Long-term measurement of cloud condensation nuclei (CCN) is essential to assess the role of seasonally varying aerosol sources and underlying synoptical meteorological conditions in aerosol-cloud interactions. However, long-term measurement of CCN is limited over the Indian region and globally. This study provides first-ever long-term observations of CCN concentrations at different supersaturation (SS) values ranging from 0.2 to 1.0% using a CCN counter from a rural location of Gadanki, India (13.5°N, 79.2°E, and 375 m AMSL) during October 2019–August 2023. The total CCN concentration (NCCN) was the highest during pre-monsoon season (2847 ± 1148 #/cc), followed by winter (2463 ± 1066 #/cc), post-monsoon (2124 ± 1145 #/cc), and monsoon (1099 ± 740 #/cc) at 0.4% SS. Diurnal variations in NCCN showed bi-modal distribution with a relatively weak peak at around 8:00 h (Local time, LT) and a substantial rise at about 20 h LT. However, a systematic increase in NCCN was observed during the daytime in all the seasons except for the monsoon.

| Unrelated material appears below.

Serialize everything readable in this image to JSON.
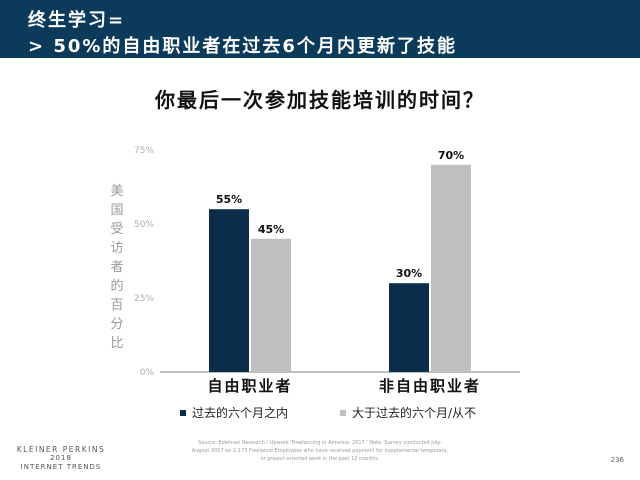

The two peaks in diurnal variation of NCCN were associated with CCN of sizes less than 2 μm. The peak diameter of the mono-modal size distribution of CCN shifted towards the higher SS, implying the growth of small aerosols and available CCN. The broad peak indicates that most aerosol particles over Gadanki grow at the SS of 0.4%. Estimates of the k-parameter (Twomey's empirical fit) show the aerosols over Gadanki are relatively more hygroscopic during the monsoon than in winter, with their respective k-values of 0.7 and 0.4. Further, the diurnal variation in the k-parameter suggests significant variability in hygroscopicity within a day during monsoon and winter. Comparison with other locations suggests the CCN concentrations over Gadanki lies between those of polluted urban, coastal, and high-altitude stations.